310 reviews108 followers
June 10, 2021
A collection of modernist prose pieces in the tradition of ‘The Dance of Death'. The staccato titles such as ‘Old Man’, ‘Midday’, ‘Mother’, and ‘Whore’ indicate the person and the location, the manner in which they expire differing in each case, from those who are resigned or fearful to others oblivious of their imminent fate.

Although most of the seventeen pieces are just a few pages long, their rich language and evocative prose give them an intensity and depth of longer works. Much of the tale is in its ‘scene setting’, Croissant-Rust builds up to the moment with great care and acute observation with an almost romantic use of nature symbolism. This ranges from the grandeur of 'the great outdoors'; “He looks up. Above him is a little dark cloud, motionless, The light sprays around it like a phosphorescent ring, turning pale and dull at the edge of the sky. He strides on, then looks up once more. Again the cloud, again it is above him. Is it not growing larger, is it not coming closer?” (‘The Bird’) through the rural farming environment; “Flashing scythes move across the field and girlish laughter resounds amid the jubilant larks…” (’Harvest’), to the more intimate setting of the garden, ’Old Man’ and ’White Roses’.

In less poetic hands these could so easily become mawkish or cloying in the manner of typical Victorian novels, but potential tropes such as a fevered little girl in ‘Corn Mother’ or multiple child deaths in 'Dark Night become more ‘folk-horror' or Maupassant style Conte Cruel rather than Dickens sentimental or bathetic.

Croissant-Rust’s urban-based tales are equally imaginative. A lonely young man in a cafe stares at the clock and watches his life tick away; a factory becomes its own malevolent entity; a young woman experiences a literal dance of death while another expires in her lonely self-absorption. The symbolism is perhaps obvious but the vibrant language carries it off well.

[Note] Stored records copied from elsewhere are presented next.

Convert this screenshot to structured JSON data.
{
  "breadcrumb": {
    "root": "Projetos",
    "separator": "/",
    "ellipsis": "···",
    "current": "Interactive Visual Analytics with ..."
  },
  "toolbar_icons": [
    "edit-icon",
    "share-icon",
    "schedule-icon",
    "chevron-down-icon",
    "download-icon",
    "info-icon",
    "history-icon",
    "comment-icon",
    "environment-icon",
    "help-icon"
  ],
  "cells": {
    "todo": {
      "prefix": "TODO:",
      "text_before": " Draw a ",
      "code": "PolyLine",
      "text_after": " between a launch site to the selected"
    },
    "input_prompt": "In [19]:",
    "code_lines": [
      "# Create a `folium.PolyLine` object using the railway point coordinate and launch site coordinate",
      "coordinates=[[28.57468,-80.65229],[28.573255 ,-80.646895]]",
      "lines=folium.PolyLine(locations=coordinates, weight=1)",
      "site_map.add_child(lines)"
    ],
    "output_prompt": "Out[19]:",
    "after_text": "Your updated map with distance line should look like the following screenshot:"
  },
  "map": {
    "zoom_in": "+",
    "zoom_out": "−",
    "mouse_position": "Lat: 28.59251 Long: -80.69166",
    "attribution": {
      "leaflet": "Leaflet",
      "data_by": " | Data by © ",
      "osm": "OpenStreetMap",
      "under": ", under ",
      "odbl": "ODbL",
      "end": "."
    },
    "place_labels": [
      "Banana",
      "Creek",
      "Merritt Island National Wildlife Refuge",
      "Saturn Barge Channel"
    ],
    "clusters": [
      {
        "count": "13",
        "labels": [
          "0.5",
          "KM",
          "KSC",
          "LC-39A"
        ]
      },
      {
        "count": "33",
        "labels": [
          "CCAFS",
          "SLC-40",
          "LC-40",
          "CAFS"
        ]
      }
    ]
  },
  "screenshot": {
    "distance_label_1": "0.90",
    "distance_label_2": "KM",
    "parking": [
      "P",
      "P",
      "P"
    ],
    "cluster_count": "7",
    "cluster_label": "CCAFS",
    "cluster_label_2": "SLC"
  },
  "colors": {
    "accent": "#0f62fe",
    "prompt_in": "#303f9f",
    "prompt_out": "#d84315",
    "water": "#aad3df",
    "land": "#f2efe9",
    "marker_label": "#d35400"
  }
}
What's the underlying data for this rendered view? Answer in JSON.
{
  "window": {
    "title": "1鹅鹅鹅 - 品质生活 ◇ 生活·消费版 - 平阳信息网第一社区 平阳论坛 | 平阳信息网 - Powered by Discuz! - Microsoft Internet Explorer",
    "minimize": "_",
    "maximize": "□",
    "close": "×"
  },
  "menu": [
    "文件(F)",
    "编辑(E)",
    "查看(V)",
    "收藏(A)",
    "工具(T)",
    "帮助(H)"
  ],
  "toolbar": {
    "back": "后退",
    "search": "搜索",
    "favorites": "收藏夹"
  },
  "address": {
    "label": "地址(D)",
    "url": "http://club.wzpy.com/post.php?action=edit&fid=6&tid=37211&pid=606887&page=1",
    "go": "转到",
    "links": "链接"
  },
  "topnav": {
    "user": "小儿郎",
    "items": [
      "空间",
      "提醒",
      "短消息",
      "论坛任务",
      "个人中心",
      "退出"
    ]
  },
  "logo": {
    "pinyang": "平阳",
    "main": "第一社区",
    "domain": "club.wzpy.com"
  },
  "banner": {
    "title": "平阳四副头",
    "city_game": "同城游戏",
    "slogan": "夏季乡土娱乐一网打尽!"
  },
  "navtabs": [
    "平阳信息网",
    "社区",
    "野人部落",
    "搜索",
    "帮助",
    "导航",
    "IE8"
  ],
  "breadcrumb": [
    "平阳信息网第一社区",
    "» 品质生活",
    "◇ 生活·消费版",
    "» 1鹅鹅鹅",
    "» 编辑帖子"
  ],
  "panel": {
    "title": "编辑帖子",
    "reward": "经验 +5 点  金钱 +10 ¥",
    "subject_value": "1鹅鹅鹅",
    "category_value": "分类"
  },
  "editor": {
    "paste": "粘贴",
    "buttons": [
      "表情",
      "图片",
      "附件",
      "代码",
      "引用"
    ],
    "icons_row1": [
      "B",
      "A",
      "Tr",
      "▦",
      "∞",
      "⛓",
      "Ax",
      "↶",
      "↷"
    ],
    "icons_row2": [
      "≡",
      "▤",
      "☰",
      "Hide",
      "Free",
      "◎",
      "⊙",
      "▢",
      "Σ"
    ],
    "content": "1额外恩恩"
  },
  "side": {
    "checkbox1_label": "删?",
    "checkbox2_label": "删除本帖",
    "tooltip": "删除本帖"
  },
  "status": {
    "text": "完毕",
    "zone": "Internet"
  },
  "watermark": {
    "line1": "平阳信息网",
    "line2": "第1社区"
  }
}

'Death' is twinned with another of her books, the 1893 volume 'Prose Poems'. One can only imagine how they must have been received when first published, no rhymes, sometimes only a single word per line and no capital letters at the beginning of each line. I am not a big poetry fan but I was surprised at just how much I liked these pieces and they complement/enhance 'Death' very well.

Croissant-Rust remains largely unknown in her native Germany even though she was a founding member (and the only woman) of Michael Conrad’s ’Society for Modern Living’ which aimed to "cultivate and spread the modern, creative spirit in all areas: social life, literature, art and science", and whose membership included Otto Julius Bierbaum and Oskar Panizza, both authors undergoing something of a revival. This translation together with James Conways (as always) excellent afterward marks her first appearance in the English language.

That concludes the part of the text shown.